Background: Postmenopausal osteoporosis (PMOP) is characterized by bone loss and high fracture risk, with emerging evidence implicating Ferroptosis in its pathogenesis. Celosiae Semen (CS) strengthens bones and contains saponins that may reduce Ferroptosis, but the mechanisms are not well understood.

Purpose: To determine whether total saponins of CS (TSCS) attenuate PMOP through the Nrf2/GPX4 pathway and whether Celosin I (CI) reproduces TSCS's core therapeutic effects.

Study design and methods: Network pharmacology identified CS-related targets and pathways in osteoporosis. TSCS components were analyzed by HPLC. In vivo, ovariectomized (OVX) mice received TSCS or CI for 12 weeks, and bone microarchitecture was assessed by micro-CT. In vitro, tert‑butyl hydroperoxide (t-BHP) induced Ferroptosis in bone marrow mesenchymal stem cells (BMSCs), followed by TSCS or CI treatment. Ferroptosis markers, mitochondrial function, and osteogenesis were evaluated via biochemical assays and Western blot. Molecular docking assessed compound-target interactions. Nrf2 knockout models were used to validate pathway dependence.
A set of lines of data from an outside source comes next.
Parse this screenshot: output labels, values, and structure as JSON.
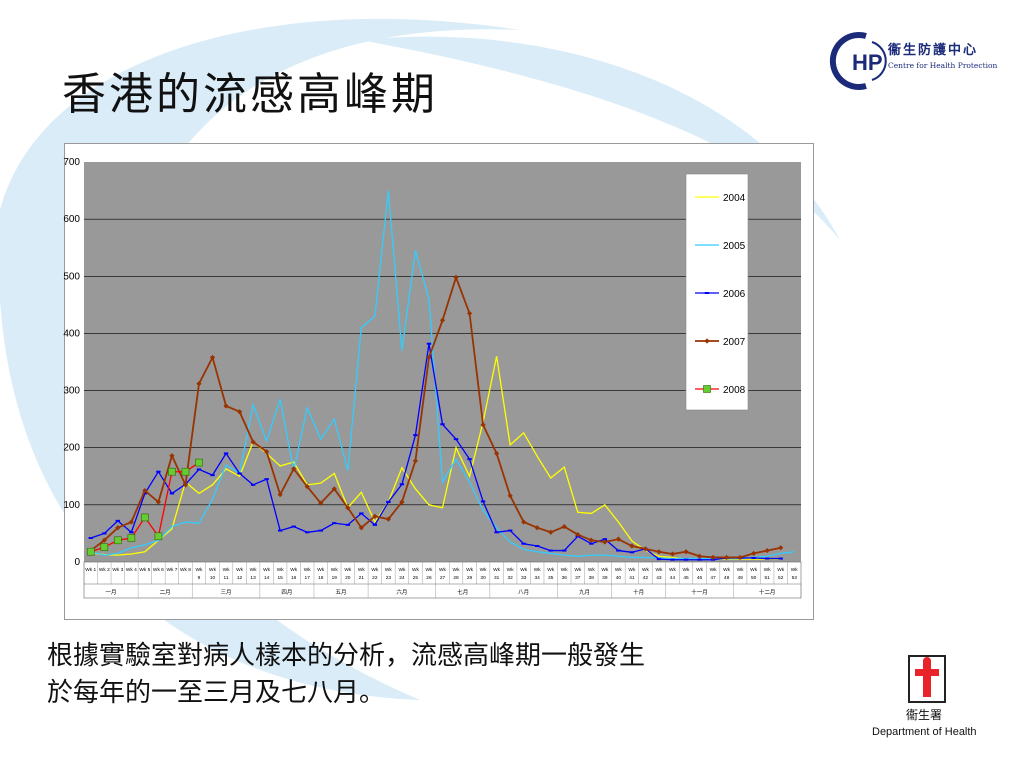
{
  "slide": {
    "title": "香港的流感高峰期",
    "caption_line1": "根據實驗室對病人樣本的分析，流感高峰期一般發生",
    "caption_line2": "於每年的一至三月及七八月。"
  },
  "logos": {
    "chp_zh": "衞生防護中心",
    "chp_en": "Centre for Health Protection",
    "chp_mark": "HP",
    "doh_zh": "衞生署",
    "doh_en": "Department of Health"
  },
  "colors": {
    "plot_bg": "#999999",
    "swoosh": "#d9ecf8",
    "s2004": "#ffff00",
    "s2005": "#33ccff",
    "s2006": "#0000ff",
    "s2007": "#993300",
    "s2008": "#ff0000",
    "marker2008": "#66cc33",
    "brand_blue": "#1b2b7a",
    "brand_red": "#e8232a"
  },
  "chart_data": {
    "type": "line",
    "ylim": [
      0,
      700
    ],
    "yticks": [
      "0",
      "100",
      "200",
      "300",
      "400",
      "500",
      "600",
      "700"
    ],
    "week_labels": [
      "Wk 1",
      "Wk 2",
      "Wk 3",
      "Wk 4",
      "Wk 5",
      "Wk 6",
      "Wk 7",
      "Wk 8",
      "Wk 9",
      "Wk 10",
      "Wk 11",
      "Wk 12",
      "Wk 13",
      "Wk 14",
      "Wk 15",
      "Wk 16",
      "Wk 17",
      "Wk 18",
      "Wk 19",
      "Wk 20",
      "Wk 21",
      "Wk 22",
      "Wk 23",
      "Wk 24",
      "Wk 25",
      "Wk 26",
      "Wk 27",
      "Wk 28",
      "Wk 29",
      "Wk 30",
      "Wk 31",
      "Wk 32",
      "Wk 33",
      "Wk 34",
      "Wk 35",
      "Wk 36",
      "Wk 37",
      "Wk 38",
      "Wk 39",
      "Wk 40",
      "Wk 41",
      "Wk 42",
      "Wk 43",
      "Wk 44",
      "Wk 45",
      "Wk 46",
      "Wk 47",
      "Wk 48",
      "Wk 49",
      "Wk 50",
      "Wk 51",
      "Wk 52",
      "Wk 53"
    ],
    "months": [
      {
        "label": "一月",
        "start": 1,
        "end": 4
      },
      {
        "label": "二月",
        "start": 5,
        "end": 8
      },
      {
        "label": "三月",
        "start": 9,
        "end": 13
      },
      {
        "label": "四月",
        "start": 14,
        "end": 17
      },
      {
        "label": "五月",
        "start": 18,
        "end": 21
      },
      {
        "label": "六月",
        "start": 22,
        "end": 26
      },
      {
        "label": "七月",
        "start": 27,
        "end": 30
      },
      {
        "label": "八月",
        "start": 31,
        "end": 35
      },
      {
        "label": "九月",
        "start": 36,
        "end": 39
      },
      {
        "label": "十月",
        "start": 40,
        "end": 43
      },
      {
        "label": "十一月",
        "start": 44,
        "end": 48
      },
      {
        "label": "十二月",
        "start": 49,
        "end": 53
      }
    ],
    "series": [
      {
        "name": "2004",
        "key": "s2004",
        "marker": "none",
        "values": [
          16,
          13,
          12,
          14,
          18,
          38,
          58,
          140,
          120,
          135,
          163,
          150,
          210,
          190,
          168,
          175,
          135,
          138,
          155,
          95,
          122,
          70,
          105,
          165,
          128,
          100,
          95,
          200,
          150,
          245,
          360,
          205,
          226,
          185,
          147,
          166,
          87,
          85,
          100,
          70,
          37,
          20,
          10,
          8,
          5,
          5,
          5,
          5,
          5,
          5,
          5,
          5,
          null
        ]
      },
      {
        "name": "2005",
        "key": "s2005",
        "marker": "none",
        "values": [
          18,
          12,
          15,
          25,
          30,
          38,
          62,
          70,
          68,
          110,
          170,
          155,
          275,
          212,
          285,
          160,
          270,
          215,
          250,
          160,
          410,
          430,
          650,
          370,
          545,
          460,
          140,
          180,
          140,
          90,
          60,
          35,
          22,
          18,
          15,
          12,
          10,
          12,
          12,
          10,
          8,
          8,
          7,
          6,
          6,
          6,
          6,
          6,
          6,
          8,
          10,
          15,
          18
        ]
      },
      {
        "name": "2006",
        "key": "s2006",
        "marker": "dash",
        "values": [
          42,
          50,
          72,
          52,
          120,
          158,
          120,
          136,
          162,
          152,
          190,
          155,
          135,
          145,
          55,
          62,
          52,
          55,
          68,
          65,
          85,
          65,
          105,
          136,
          222,
          382,
          241,
          215,
          180,
          106,
          52,
          55,
          32,
          28,
          20,
          20,
          45,
          32,
          40,
          20,
          17,
          23,
          5,
          4,
          4,
          4,
          4,
          7,
          7,
          7,
          6,
          6,
          null
        ]
      },
      {
        "name": "2007",
        "key": "s2007",
        "marker": "diamond",
        "values": [
          20,
          38,
          60,
          70,
          125,
          105,
          186,
          135,
          312,
          358,
          273,
          263,
          210,
          193,
          118,
          163,
          132,
          103,
          128,
          95,
          60,
          80,
          75,
          105,
          177,
          358,
          423,
          498,
          435,
          240,
          190,
          116,
          70,
          60,
          52,
          62,
          48,
          38,
          35,
          40,
          28,
          23,
          18,
          14,
          18,
          10,
          8,
          8,
          8,
          15,
          20,
          25,
          null
        ]
      },
      {
        "name": "2008",
        "key": "s2008",
        "marker": "square",
        "values": [
          18,
          26,
          38,
          42,
          78,
          45,
          158,
          158,
          174,
          null,
          null,
          null,
          null,
          null,
          null,
          null,
          null,
          null,
          null,
          null,
          null,
          null,
          null,
          null,
          null,
          null,
          null,
          null,
          null,
          null,
          null,
          null,
          null,
          null,
          null,
          null,
          null,
          null,
          null,
          null,
          null,
          null,
          null,
          null,
          null,
          null,
          null,
          null,
          null,
          null,
          null,
          null,
          null
        ]
      }
    ]
  }
}
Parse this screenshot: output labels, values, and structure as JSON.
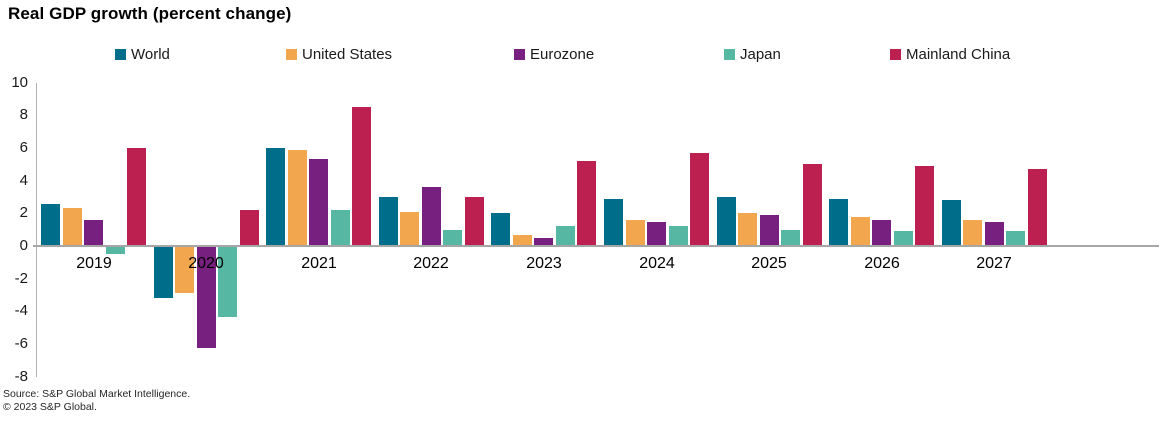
{
  "title": "Real GDP growth (percent change)",
  "chart_data": {
    "type": "bar",
    "title": "Real GDP growth (percent change)",
    "categories": [
      "2019",
      "2020",
      "2021",
      "2022",
      "2023",
      "2024",
      "2025",
      "2026",
      "2027"
    ],
    "series": [
      {
        "name": "World",
        "color": "#006d8a",
        "values": [
          2.6,
          -3.1,
          6.0,
          3.0,
          2.0,
          2.9,
          3.0,
          2.9,
          2.8
        ]
      },
      {
        "name": "United States",
        "color": "#f2a64e",
        "values": [
          2.3,
          -2.8,
          5.9,
          2.1,
          0.7,
          1.6,
          2.0,
          1.8,
          1.6
        ]
      },
      {
        "name": "Eurozone",
        "color": "#782080",
        "values": [
          1.6,
          -6.2,
          5.3,
          3.6,
          0.5,
          1.5,
          1.9,
          1.6,
          1.5
        ]
      },
      {
        "name": "Japan",
        "color": "#56b8a2",
        "values": [
          -0.4,
          -4.3,
          2.2,
          1.0,
          1.2,
          1.2,
          1.0,
          0.9,
          0.9
        ]
      },
      {
        "name": "Mainland China",
        "color": "#bb2051",
        "values": [
          6.0,
          2.2,
          8.5,
          3.0,
          5.2,
          5.7,
          5.0,
          4.9,
          4.7
        ]
      }
    ],
    "xlabel": "",
    "ylabel": "",
    "ylim": [
      -8,
      10
    ],
    "ytick_step": 2,
    "grid": false,
    "legend_position": "top"
  },
  "footer": {
    "source": "Source: S&P Global Market Intelligence.",
    "copyright": "© 2023 S&P Global."
  }
}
Results: TSCS significantly alleviated OVX-induced bone loss, improving bone mineral density and trabecular structure. It reduced lipid peroxidation, restored glutathione levels, and upregulated Nrf2 and GPX4. CI reproduced TSCS's anti-ferroptotic and pro-osteogenic effects in vivo and in vitro and showed strong binding affinity for Nrf2 and GPX4. Importantly, the protective effects of both TSCS and CI were markedly diminished in Nrf2-deficient models, confirming dependence on the Nrf2/GPX4 axis.

Conclusions: TSCS mitigates PMOP progression by suppressing Ferroptosis via Nrf2/GPX4 activation. CI replicates TSCS's therapeutic benefits, identifying both as promising candidates for targeting Ferroptosis in osteoporosis.

Celosiae Semen; Celosin I; Ferroptosis; GPX4; Nrf2; Osteoporosis.